Este pálido ruso no sospecha que una noche de 1985, una Nación, el respeto,
y Ludmilla Vobet Drago, la mismísima Brigitte Nielsen, a su suerte lo abandonarán,
y no le quedarán más que los puños
para pelear la comida
con los perros callejeros de Ucrania.

 

 
MINUTO 2

 
Romper desde adentro el capitalismo.

Tal como Drago destruyó
irreparablemente
el interior de Rocky.

Solo los recuerdos alumbran sus tiempos buenos.
El flashback del planeta entero
sigue siendo
la gran manzana neoyorquina
y todo se arregla en la vida como si fuera una gran pelea
por el título mundial.

NADIE HUBIERA PODIDO SUPONER RAMBO

 

“No era mi guerra.

Me llamaron ustedes a mí,

no yo a ustedes”

—Rambo

 

 
que para el jueves estaría escapando
de la Guardia Nacional de Kentucky,
de la policía de seis condados
y de un buen número de civiles
amantes de las armas de fuego.

Nadie podría imaginar,
que ese muchachito de barba sin cortar,
de pie al lado del surtidor de gasolina,
con el pelo que le cubría las orejas,
que intentaba hacer dedopara trasladarse a Portland,

haría volar la estación de servicios
y la oficina de policía local.

Solo el fuego supo leer en su mirada
que el mundo que él traía de vuelta,
no cabía en el silencio de aquel pueblo.

Nadie vio que bajo el pelo sucio
ya no habitaba un hombre, sino un eco buscando un hogar
que solo halló en la pólvora.

Dejó una estela de humo como firma
para que todos recordaran, por fin,
que a los fantasmas no se les niega el paso
por el guión de su propia guerra.

 

 

VENADO CHILENO

 

Teasle nunca comprenderá
que los cuchillos son para cazar comida.
Y los animalistas
no podrían aceptar jamás la muerte de un venado y un charco de sangre en una pantalla de CinePlanet,
porque los venados en Kentucky
se parecen a los perros vagos chilenos, esos cientos parados en una esquina ladrando o en los cruces de carreteras aventurados al desierto como venados en corral ajeno más de alguno responderá, si lo llamas por su nombre; porque curiosamente “Rambo” es un nombre común para las mascotas abandonadas al confín de los días.

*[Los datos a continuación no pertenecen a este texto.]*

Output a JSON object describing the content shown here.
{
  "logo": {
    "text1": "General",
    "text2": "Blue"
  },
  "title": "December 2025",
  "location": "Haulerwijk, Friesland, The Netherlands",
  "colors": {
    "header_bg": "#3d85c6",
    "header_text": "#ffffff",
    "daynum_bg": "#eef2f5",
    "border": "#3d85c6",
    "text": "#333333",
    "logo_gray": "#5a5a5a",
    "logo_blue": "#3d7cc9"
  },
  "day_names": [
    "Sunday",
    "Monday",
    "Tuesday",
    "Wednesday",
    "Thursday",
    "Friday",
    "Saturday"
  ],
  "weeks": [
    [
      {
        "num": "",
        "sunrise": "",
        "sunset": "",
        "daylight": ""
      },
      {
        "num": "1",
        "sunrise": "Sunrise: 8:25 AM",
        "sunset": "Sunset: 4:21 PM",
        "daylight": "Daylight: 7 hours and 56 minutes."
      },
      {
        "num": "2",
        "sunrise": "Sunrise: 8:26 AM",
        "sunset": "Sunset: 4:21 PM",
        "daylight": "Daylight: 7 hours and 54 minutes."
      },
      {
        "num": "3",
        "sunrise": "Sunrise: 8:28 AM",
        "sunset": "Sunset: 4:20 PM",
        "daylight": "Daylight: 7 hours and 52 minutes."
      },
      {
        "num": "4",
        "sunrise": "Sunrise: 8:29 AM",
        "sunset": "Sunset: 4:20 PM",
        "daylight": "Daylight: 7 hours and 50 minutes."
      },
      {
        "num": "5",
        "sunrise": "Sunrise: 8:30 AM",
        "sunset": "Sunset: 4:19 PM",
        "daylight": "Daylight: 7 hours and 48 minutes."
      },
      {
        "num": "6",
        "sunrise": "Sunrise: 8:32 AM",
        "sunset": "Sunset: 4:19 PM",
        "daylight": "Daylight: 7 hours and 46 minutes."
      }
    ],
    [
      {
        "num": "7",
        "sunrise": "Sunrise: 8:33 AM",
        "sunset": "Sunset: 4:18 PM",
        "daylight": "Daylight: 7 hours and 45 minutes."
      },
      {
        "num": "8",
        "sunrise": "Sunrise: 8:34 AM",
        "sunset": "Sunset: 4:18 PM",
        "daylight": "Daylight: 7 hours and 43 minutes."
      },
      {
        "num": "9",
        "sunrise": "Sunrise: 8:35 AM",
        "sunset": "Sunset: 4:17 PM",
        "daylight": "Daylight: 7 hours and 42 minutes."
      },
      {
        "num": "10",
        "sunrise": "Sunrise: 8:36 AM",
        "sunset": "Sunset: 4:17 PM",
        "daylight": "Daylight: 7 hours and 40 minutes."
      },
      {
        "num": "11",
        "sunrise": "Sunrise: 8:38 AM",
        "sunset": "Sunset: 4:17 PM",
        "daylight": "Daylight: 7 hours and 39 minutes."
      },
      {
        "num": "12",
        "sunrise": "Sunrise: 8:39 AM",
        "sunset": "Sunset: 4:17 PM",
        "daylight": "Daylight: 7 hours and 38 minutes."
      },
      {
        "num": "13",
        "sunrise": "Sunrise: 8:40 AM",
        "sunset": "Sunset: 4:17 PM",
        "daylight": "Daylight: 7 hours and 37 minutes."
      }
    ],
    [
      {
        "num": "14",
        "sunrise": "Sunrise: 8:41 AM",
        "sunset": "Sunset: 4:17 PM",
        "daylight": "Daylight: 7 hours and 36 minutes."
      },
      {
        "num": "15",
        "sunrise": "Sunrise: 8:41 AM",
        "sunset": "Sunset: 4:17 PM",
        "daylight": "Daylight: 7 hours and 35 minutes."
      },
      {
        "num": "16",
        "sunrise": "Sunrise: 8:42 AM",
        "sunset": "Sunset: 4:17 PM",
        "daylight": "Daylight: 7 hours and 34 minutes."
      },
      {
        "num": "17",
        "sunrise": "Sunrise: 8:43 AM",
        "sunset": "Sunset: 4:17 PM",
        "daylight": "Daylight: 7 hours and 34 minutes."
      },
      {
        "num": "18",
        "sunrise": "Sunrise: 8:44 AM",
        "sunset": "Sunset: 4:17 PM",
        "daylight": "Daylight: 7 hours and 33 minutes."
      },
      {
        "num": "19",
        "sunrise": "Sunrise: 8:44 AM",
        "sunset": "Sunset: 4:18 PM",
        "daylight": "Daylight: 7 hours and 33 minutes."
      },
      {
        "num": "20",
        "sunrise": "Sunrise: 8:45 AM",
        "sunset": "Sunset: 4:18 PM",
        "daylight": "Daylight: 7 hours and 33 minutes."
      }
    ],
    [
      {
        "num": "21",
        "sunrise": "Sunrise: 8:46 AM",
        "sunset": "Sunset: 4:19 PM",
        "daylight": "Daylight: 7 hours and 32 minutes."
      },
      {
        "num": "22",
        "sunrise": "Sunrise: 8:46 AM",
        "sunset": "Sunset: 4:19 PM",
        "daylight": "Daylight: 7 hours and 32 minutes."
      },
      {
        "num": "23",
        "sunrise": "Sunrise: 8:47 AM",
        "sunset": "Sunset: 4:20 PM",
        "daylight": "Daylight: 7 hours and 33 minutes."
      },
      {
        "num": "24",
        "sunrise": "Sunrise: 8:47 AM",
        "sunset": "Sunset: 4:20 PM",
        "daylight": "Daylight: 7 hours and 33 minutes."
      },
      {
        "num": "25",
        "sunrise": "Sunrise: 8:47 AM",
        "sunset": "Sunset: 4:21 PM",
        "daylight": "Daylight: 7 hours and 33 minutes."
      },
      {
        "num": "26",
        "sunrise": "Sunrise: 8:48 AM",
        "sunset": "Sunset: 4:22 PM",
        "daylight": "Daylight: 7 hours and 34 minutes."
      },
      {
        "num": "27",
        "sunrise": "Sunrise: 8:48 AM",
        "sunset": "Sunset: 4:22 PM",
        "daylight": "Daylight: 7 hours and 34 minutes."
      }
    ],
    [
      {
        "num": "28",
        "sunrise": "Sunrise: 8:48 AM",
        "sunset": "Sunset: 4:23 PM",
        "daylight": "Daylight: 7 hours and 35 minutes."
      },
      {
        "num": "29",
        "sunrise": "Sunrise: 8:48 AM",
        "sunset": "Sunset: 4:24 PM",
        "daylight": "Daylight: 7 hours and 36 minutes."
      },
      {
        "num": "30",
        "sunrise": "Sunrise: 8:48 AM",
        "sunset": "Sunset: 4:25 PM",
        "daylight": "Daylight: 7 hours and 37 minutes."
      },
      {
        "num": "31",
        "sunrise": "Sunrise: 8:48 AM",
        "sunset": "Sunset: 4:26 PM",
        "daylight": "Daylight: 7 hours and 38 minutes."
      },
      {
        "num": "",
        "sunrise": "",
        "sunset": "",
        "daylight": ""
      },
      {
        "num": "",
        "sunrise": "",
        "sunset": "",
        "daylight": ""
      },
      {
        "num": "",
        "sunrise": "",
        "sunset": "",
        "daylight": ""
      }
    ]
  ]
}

Y uno transita por ahí, en las autopistas,
cinematográficamente y ve como hacen de un perro muerto las jaurías, un venado cualquiera en Kentucky, sobreviviendo como John Rambo
en una pantalla de CinePlanet.

Víctor Munita-Fritis, Copiapó, Atacama, Chile. Ha participado en ferias y encuentros literarios en España, México, Bélgica, Francia y Perú. Es autor de “México, Paisaje de Copiapó” (TC,2021), el poemario “Libro de Asistencia” (UANL, Mx, 2024) y “Yo, entre todas las Mujeres” “Zona de Sacrificios” (Mano Falsa, Mx, 2025) Ha recibido dos veces la Beca de Creación Literaria de Chile, Premio al Mejor Libro de Poesía de Fútbol Chileno Fund. IHE (2018) y la Medalla Pedro León Gallo del Gob. Reg.(2023), Premio Trayectoria Artística de Atacama (2025).